India, a light touch regulatory scenario
Where does this leave the end investor in mutual funds whose investment has seen major erosion in some instances? Unfortunately, they do not appear to have a voice. Their guardian angel, the market regulator, has tweaked some norms, and made the right noises, but there have been no significant financial penalties on errant players. Similarly, banks and insurance companies have at best faced a mere slap on the wrist from their respective regulators, and modest fines/settlements. In contrast, penalties by the regulators and the Justice Department in the US, run into hundreds of millions of dollars, and often into billions. Such contrasting light touch regulation and enforcement in India, in a landscape filled with perpetrators of financial frauds, is perplexing.

Self-fulfilling prophecy
Why are credit rating agencies reluctant to downgrade ratings, despite warning signs of trouble, unless the finance company makes media headlines and the hands of rating agencies are forced?

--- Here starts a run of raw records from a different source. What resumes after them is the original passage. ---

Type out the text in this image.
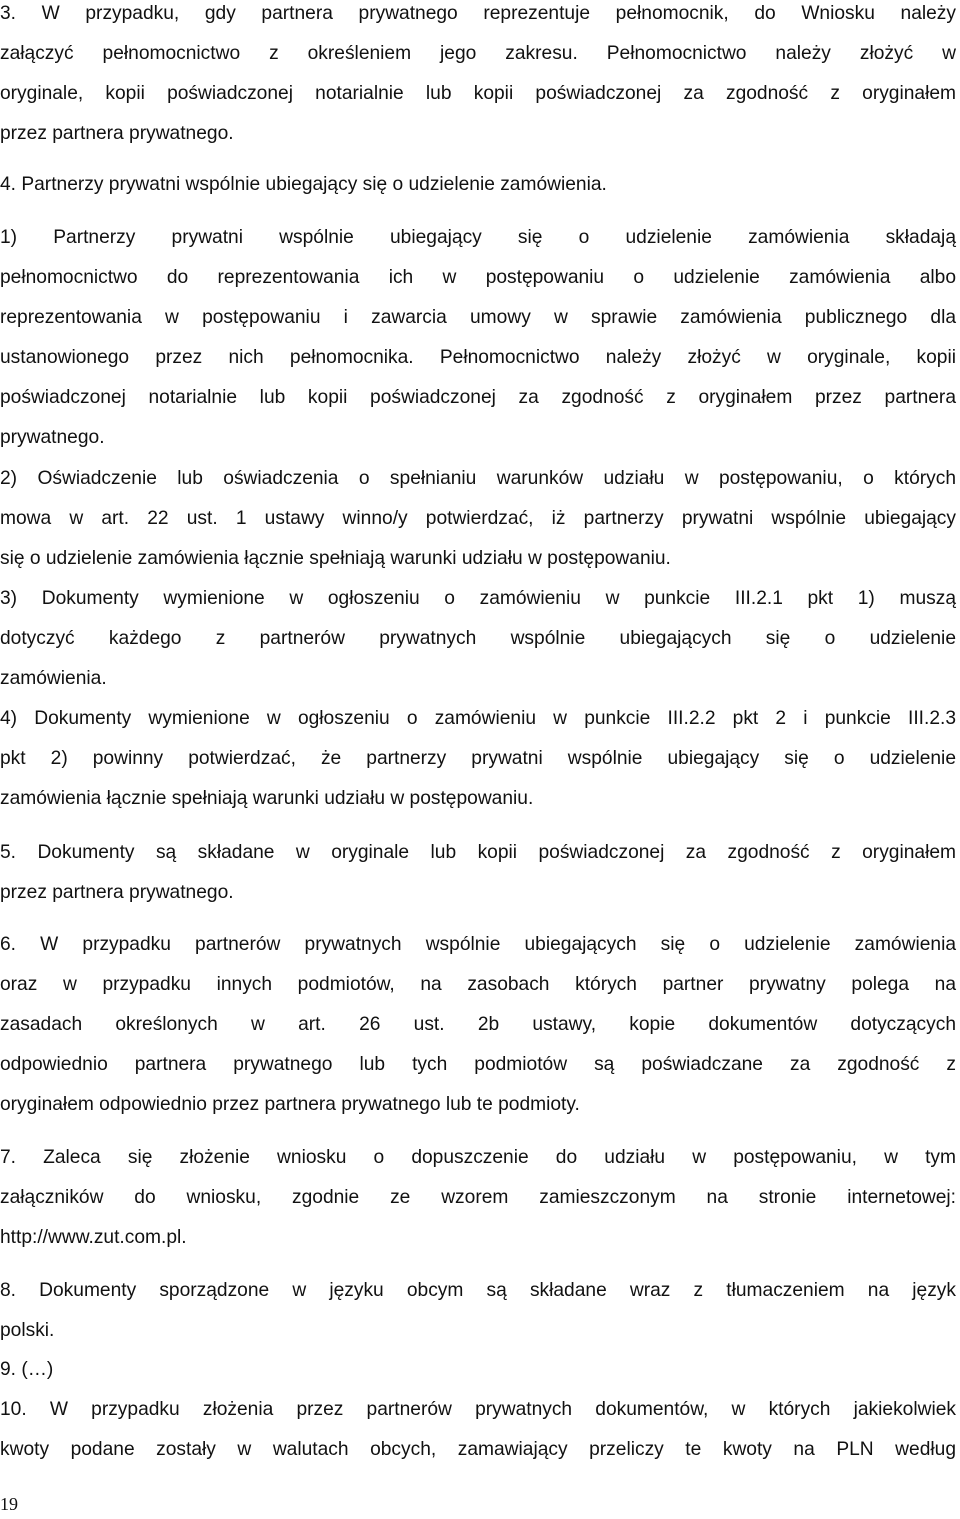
3. W przypadku, gdy partnera prywatnego reprezentuje pełnomocnik, do Wniosku należy
załączyć pełnomocnictwo z określeniem jego zakresu. Pełnomocnictwo należy złożyć w
oryginale, kopii poświadczonej notarialnie lub kopii poświadczonej za zgodność z oryginałem
przez partnera prywatnego.
4. Partnerzy prywatni wspólnie ubiegający się o udzielenie zamówienia.
1) Partnerzy prywatni wspólnie ubiegający się o udzielenie zamówienia składają
pełnomocnictwo do reprezentowania ich w postępowaniu o udzielenie zamówienia albo
reprezentowania w postępowaniu i zawarcia umowy w sprawie zamówienia publicznego dla
ustanowionego przez nich pełnomocnika. Pełnomocnictwo należy złożyć w oryginale, kopii
poświadczonej notarialnie lub kopii poświadczonej za zgodność z oryginałem przez partnera
prywatnego.
2) Oświadczenie lub oświadczenia o spełnianiu warunków udziału w postępowaniu, o których
mowa w art. 22 ust. 1 ustawy winno/y potwierdzać, iż partnerzy prywatni wspólnie ubiegający
się o udzielenie zamówienia łącznie spełniają warunki udziału w postępowaniu.
3) Dokumenty wymienione w ogłoszeniu o zamówieniu w punkcie III.2.1 pkt 1) muszą
dotyczyć każdego z partnerów prywatnych wspólnie ubiegających się o udzielenie
zamówienia.
4) Dokumenty wymienione w ogłoszeniu o zamówieniu w punkcie III.2.2 pkt 2 i punkcie III.2.3
pkt 2) powinny potwierdzać, że partnerzy prywatni wspólnie ubiegający się o udzielenie
zamówienia łącznie spełniają warunki udziału w postępowaniu.
5. Dokumenty są składane w oryginale lub kopii poświadczonej za zgodność z oryginałem
przez partnera prywatnego.
6. W przypadku partnerów prywatnych wspólnie ubiegających się o udzielenie zamówienia
oraz w przypadku innych podmiotów, na zasobach których partner prywatny polega na
zasadach określonych w art. 26 ust. 2b ustawy, kopie dokumentów dotyczących
odpowiednio partnera prywatnego lub tych podmiotów są poświadczane za zgodność z
oryginałem odpowiednio przez partnera prywatnego lub te podmioty.
7. Zaleca się złożenie wniosku o dopuszczenie do udziału w postępowaniu, w tym
załączników do wniosku, zgodnie ze wzorem zamieszczonym na stronie internetowej:
http://www.zut.com.pl.
8. Dokumenty sporządzone w języku obcym są składane wraz z tłumaczeniem na język
polski.
9. (…)
10. W przypadku złożenia przez partnerów prywatnych dokumentów, w których jakiekolwiek
kwoty podane zostały w walutach obcych, zamawiający przeliczy te kwoty na PLN według
19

Perhaps they do not wish to set off a vicious cycle by downgrading ratings, which can lead to loan recalls, inability to refinance/raise fresh loans/securities, effectively cutting off the issuer from the financial markets, resulting in a default. If this was the reason for the hesitation in downgrading, it may be somewhat understandable, though it merely postpones the inevitable.

This brings up the more important question, the liberal ratings awarded in the first place. In the absence of an alternative to the current “issuer pays” model, the rating industry is unlikely to self-reform.

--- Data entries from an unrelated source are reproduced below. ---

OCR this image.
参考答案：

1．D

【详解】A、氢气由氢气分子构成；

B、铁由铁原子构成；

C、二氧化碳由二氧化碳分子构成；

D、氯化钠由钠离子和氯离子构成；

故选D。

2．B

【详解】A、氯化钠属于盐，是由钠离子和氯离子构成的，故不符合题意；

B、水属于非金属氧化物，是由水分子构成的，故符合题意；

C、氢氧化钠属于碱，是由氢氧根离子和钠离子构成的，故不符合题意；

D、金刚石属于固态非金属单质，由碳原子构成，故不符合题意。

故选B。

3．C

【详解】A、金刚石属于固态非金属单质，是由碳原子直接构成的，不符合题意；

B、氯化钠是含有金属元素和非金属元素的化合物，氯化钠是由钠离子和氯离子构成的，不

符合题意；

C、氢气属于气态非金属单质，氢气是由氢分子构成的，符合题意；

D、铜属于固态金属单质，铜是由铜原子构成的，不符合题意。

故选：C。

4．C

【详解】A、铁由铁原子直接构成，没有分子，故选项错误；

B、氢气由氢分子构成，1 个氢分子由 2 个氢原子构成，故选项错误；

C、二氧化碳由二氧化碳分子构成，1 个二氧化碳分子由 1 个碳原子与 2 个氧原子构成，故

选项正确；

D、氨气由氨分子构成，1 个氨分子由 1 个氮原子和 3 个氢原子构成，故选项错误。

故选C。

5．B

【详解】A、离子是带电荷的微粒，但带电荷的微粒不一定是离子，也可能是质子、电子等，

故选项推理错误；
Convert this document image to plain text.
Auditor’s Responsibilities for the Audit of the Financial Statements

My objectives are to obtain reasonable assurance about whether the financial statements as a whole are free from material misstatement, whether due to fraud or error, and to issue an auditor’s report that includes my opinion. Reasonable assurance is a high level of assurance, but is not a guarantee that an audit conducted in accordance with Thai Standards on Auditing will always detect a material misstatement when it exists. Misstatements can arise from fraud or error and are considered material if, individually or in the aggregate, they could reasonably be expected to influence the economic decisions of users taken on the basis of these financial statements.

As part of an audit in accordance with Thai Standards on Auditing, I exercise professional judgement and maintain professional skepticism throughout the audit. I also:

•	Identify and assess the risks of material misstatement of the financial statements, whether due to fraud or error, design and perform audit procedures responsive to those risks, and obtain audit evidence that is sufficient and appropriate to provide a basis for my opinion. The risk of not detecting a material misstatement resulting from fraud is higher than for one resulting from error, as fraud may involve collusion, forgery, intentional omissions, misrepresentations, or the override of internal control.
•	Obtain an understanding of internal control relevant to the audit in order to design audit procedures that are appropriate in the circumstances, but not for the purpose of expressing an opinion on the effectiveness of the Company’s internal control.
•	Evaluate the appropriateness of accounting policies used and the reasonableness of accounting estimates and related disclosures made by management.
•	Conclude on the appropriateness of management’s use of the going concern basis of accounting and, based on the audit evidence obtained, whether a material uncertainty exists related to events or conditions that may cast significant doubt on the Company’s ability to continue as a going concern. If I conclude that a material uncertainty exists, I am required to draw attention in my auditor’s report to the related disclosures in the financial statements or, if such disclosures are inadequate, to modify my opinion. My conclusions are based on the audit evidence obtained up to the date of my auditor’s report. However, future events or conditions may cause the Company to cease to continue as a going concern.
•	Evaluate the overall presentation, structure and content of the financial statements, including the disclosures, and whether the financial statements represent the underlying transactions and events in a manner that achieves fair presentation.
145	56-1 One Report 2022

In the interim, the ratings now being issued are more likely to reflect the underlying credit worthiness of the borrower. As things settle down, and the credit cycle returns to normalcy, we will again see “AAA” ratings making a resurgence. One can only hope that the professional fund managers and their risk management teams at mutual funds, will take these fancy ratings with more than a pinch of salt and do their own due diligence.

There are a whole host of other investors who may not have a choice except to rely on the “AAA” external credit ratings viz. the government run Employees Provident Fund, PF trusts of public sector and private sector companies, corporate treasuries etc. These investors do not have sufficient infrastructure to undertake independent credit assessment.

Mother of all financial market bailouts?
India’s aging insurance behemoth and possibly the largest investor in the financial markets, relying cosily on the external “AAA” ratings as an input for its debt investments, needs to professionalize its team, and face rigorous audit and vigilance. Else we may see a “mother of all bailouts” in the Indian financial markets in the next decade, eclipsing current bank bailouts and that of UTI. A public listing, and associated transparency may surface problems earlier, and help in cleaning up its act.

(R Balachandran is a fixed income investor and erstwhile corporate banker)
(Disclaimer: The opinions expressed in this column are that of the writer. The facts and opinions expressed here do not reflect the views of www.economictimes.com.)